Gabriel Bryant, from the Campaign to Bring Mumia Home, was part of the November delegation. Speaking at the Dec. 6 rally, Bryant compared his experience as a Black man in Philadelphia confronting stop-and-frisk to the daily, repeated checkpoints to which every Palestinian is subject.
Students for Justice in Palestine’s call
In its protest call, SJP said, “Painting freedom, secular democracy and equality as an incitement to violence or even genocide is ahistorical and an argument made in bad faith. Dr. Hill’s statements … cannot be classified as ‘hate speech’ against Jewish people. We reject the sentiment that anti-Zionism is equivalent to anti-Semitism, because denouncing a settler-colonialist, white supremacist state does not make one anti-Semitic.”
Their statement continued, “Because we recognize that the Zionist entity is an apartheid state, we know that genuine democracy does not — cannot — exist in Israel. We know that the imperialist Western powers have manufactured an artificial idea of peace and democracy in order to pursue profit at the expense of colonized peoples. Finally, we know that to advocate for a free Palestine is to advocate for freedom from apartheid, for liberation from siege, for basic access to water and safety for ALL people living in Palestine.”

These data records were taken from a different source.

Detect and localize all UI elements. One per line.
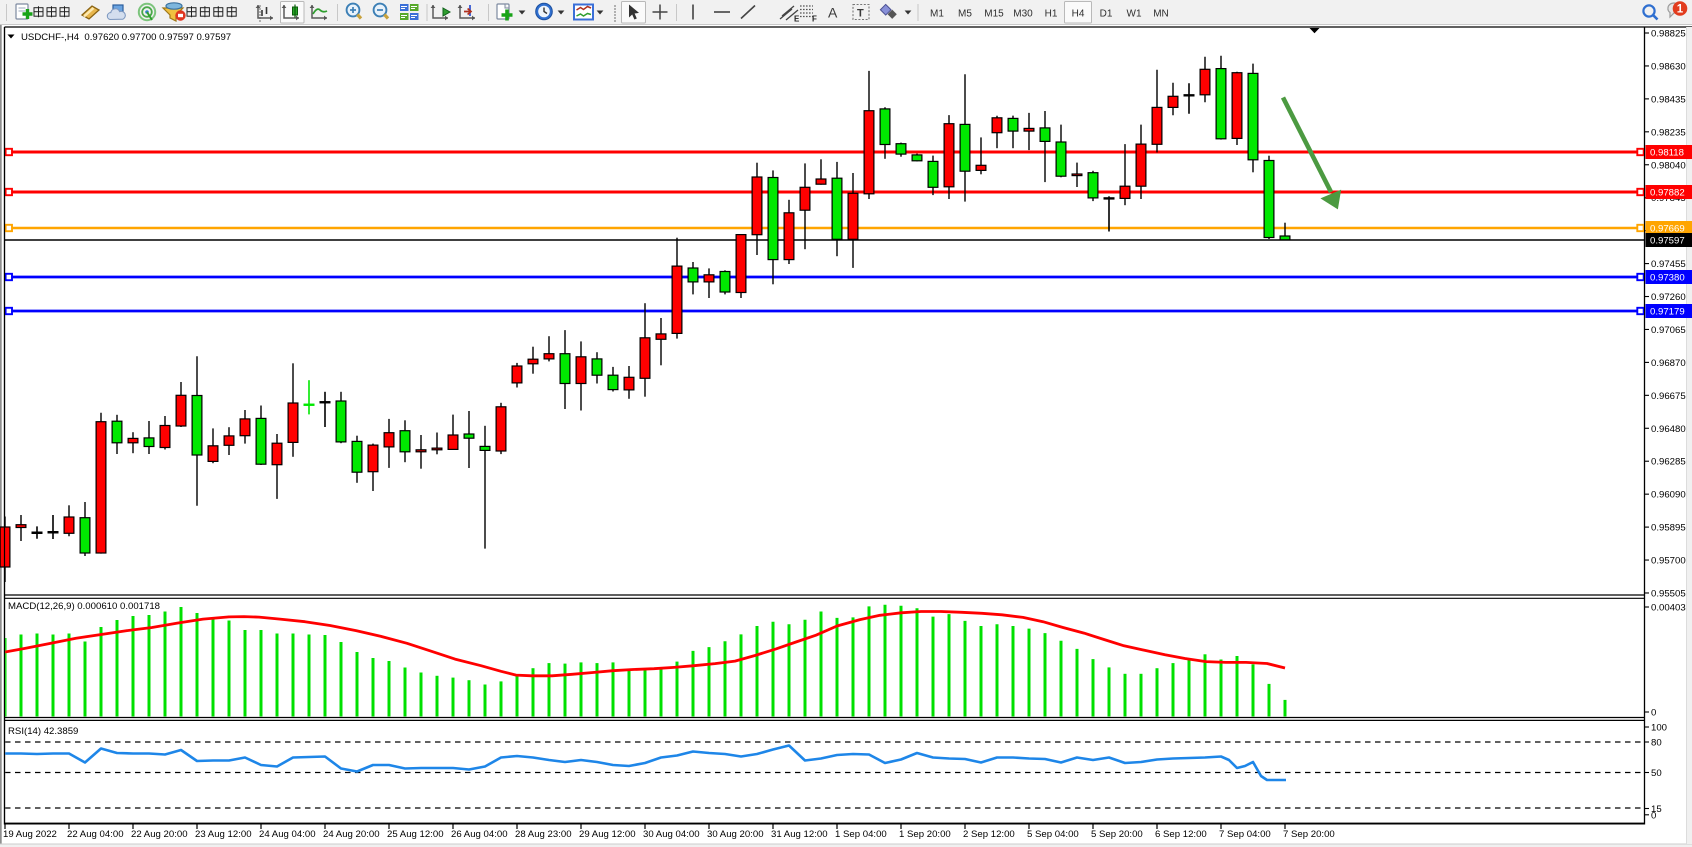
- svg-text:5 Sep 04:00: 5 Sep 04:00: [1027, 829, 1079, 840]
- svg-text:M1: M1: [930, 9, 944, 20]
- svg-text:MACD(12,26,9) 0.000610 0.00171: MACD(12,26,9) 0.000610 0.001718: [8, 601, 160, 612]
- svg-text:USDCHF-,H4 0.97620 0.97700 0.: USDCHF-,H4 0.97620 0.97700 0.97597 0.975…: [21, 32, 231, 43]
- svg-text:22 Aug 20:00: 22 Aug 20:00: [131, 829, 188, 840]
- svg-text:31 Aug 12:00: 31 Aug 12:00: [771, 829, 828, 840]
- svg-text:25 Aug 12:00: 25 Aug 12:00: [387, 829, 444, 840]
- svg-text:0.97669: 0.97669: [1650, 224, 1685, 235]
- svg-text:RSI(14) 42.3859: RSI(14) 42.3859: [8, 726, 78, 737]
- svg-text:A: A: [828, 5, 838, 21]
- svg-text:23 Aug 12:00: 23 Aug 12:00: [195, 829, 252, 840]
- svg-text:0: 0: [1651, 708, 1656, 719]
- svg-text:0.97179: 0.97179: [1650, 307, 1685, 318]
- svg-text:W1: W1: [1127, 9, 1142, 20]
- svg-text:0.97597: 0.97597: [1650, 236, 1685, 247]
- svg-text:F: F: [812, 15, 817, 24]
- svg-text:M5: M5: [958, 9, 972, 20]
- svg-text:22 Aug 04:00: 22 Aug 04:00: [67, 829, 124, 840]
- svg-text:0.97455: 0.97455: [1651, 259, 1686, 270]
- svg-text:0.97065: 0.97065: [1651, 325, 1686, 336]
- svg-text:5 Sep 20:00: 5 Sep 20:00: [1091, 829, 1143, 840]
- svg-text:2 Sep 12:00: 2 Sep 12:00: [963, 829, 1015, 840]
- svg-text:D1: D1: [1100, 9, 1113, 20]
- svg-text:E: E: [794, 15, 800, 24]
- svg-text:1 Sep 20:00: 1 Sep 20:00: [899, 829, 951, 840]
- svg-text:M15: M15: [984, 9, 1004, 20]
- svg-text:7 Sep 04:00: 7 Sep 04:00: [1219, 829, 1271, 840]
- svg-text:30 Aug 04:00: 30 Aug 04:00: [643, 829, 700, 840]
- svg-text:30 Aug 20:00: 30 Aug 20:00: [707, 829, 764, 840]
- svg-text:0.98825: 0.98825: [1651, 29, 1686, 40]
- svg-text:28 Aug 23:00: 28 Aug 23:00: [515, 829, 572, 840]
- svg-text:0.96870: 0.96870: [1651, 358, 1686, 369]
- svg-text:H4: H4: [1072, 9, 1085, 20]
- svg-text:26 Aug 04:00: 26 Aug 04:00: [451, 829, 508, 840]
- svg-text:0.96090: 0.96090: [1651, 490, 1686, 501]
- svg-text:0.95895: 0.95895: [1651, 523, 1686, 534]
- svg-text:29 Aug 12:00: 29 Aug 12:00: [579, 829, 636, 840]
- svg-text:0.97260: 0.97260: [1651, 292, 1686, 303]
- svg-text:6 Sep 12:00: 6 Sep 12:00: [1155, 829, 1207, 840]
- svg-text:0.95700: 0.95700: [1651, 556, 1686, 567]
- svg-text:0.98435: 0.98435: [1651, 94, 1686, 105]
- svg-text:MN: MN: [1153, 9, 1169, 20]
- svg-text:0.98118: 0.98118: [1650, 148, 1684, 159]
- svg-text:0.98235: 0.98235: [1651, 127, 1686, 138]
- svg-text:T: T: [857, 8, 864, 20]
- svg-text:24 Aug 20:00: 24 Aug 20:00: [323, 829, 380, 840]
- svg-text:24 Aug 04:00: 24 Aug 04:00: [259, 829, 316, 840]
- svg-text:80: 80: [1651, 738, 1662, 749]
- svg-text:0.98630: 0.98630: [1651, 61, 1686, 72]
- svg-text:1: 1: [1677, 4, 1684, 16]
- svg-text:0.97380: 0.97380: [1650, 273, 1685, 284]
- svg-text:0.96480: 0.96480: [1651, 424, 1686, 435]
- svg-text:7 Sep 20:00: 7 Sep 20:00: [1283, 829, 1335, 840]
- svg-text:0.00403: 0.00403: [1651, 603, 1686, 614]
- svg-text:1 Sep 04:00: 1 Sep 04:00: [835, 829, 887, 840]
- svg-text:0.96675: 0.96675: [1651, 391, 1686, 402]
- svg-text:100: 100: [1651, 723, 1667, 734]
- svg-text:19 Aug 2022: 19 Aug 2022: [3, 829, 57, 840]
- svg-text:H1: H1: [1045, 9, 1058, 20]
- svg-text:0: 0: [1651, 810, 1656, 821]
- svg-text:0.97882: 0.97882: [1650, 188, 1685, 199]
- svg-text:15: 15: [1651, 804, 1662, 815]
- svg-text:0.95505: 0.95505: [1651, 588, 1686, 599]
- svg-text:0.98040: 0.98040: [1651, 160, 1686, 171]
- svg-text:50: 50: [1651, 768, 1662, 779]
- svg-text:0.96285: 0.96285: [1651, 457, 1686, 468]
- svg-text:M30: M30: [1013, 9, 1033, 20]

The students demand that Temple University rescind their unprofessional, inappropriate and anti-academic statement conflating Dr. Hill’s words with “hate speech” and that Temple pledge support for courses and open discussion about Palestine on campus.
As the rally ended at North Broad and Cecil B. Moore, several speakers connected the attack against Hill with other efforts to silence Black voices, including the voice of journalist and political prisoner Mumia Abu-Jamal. Pam Africa, just returning from a visit with Abu-Jamal, spoke on the need for solidarity between prisoners in Palestine and those in the U.S. and shared Abu-Jamal’s message of solidarity with the student demonstrators.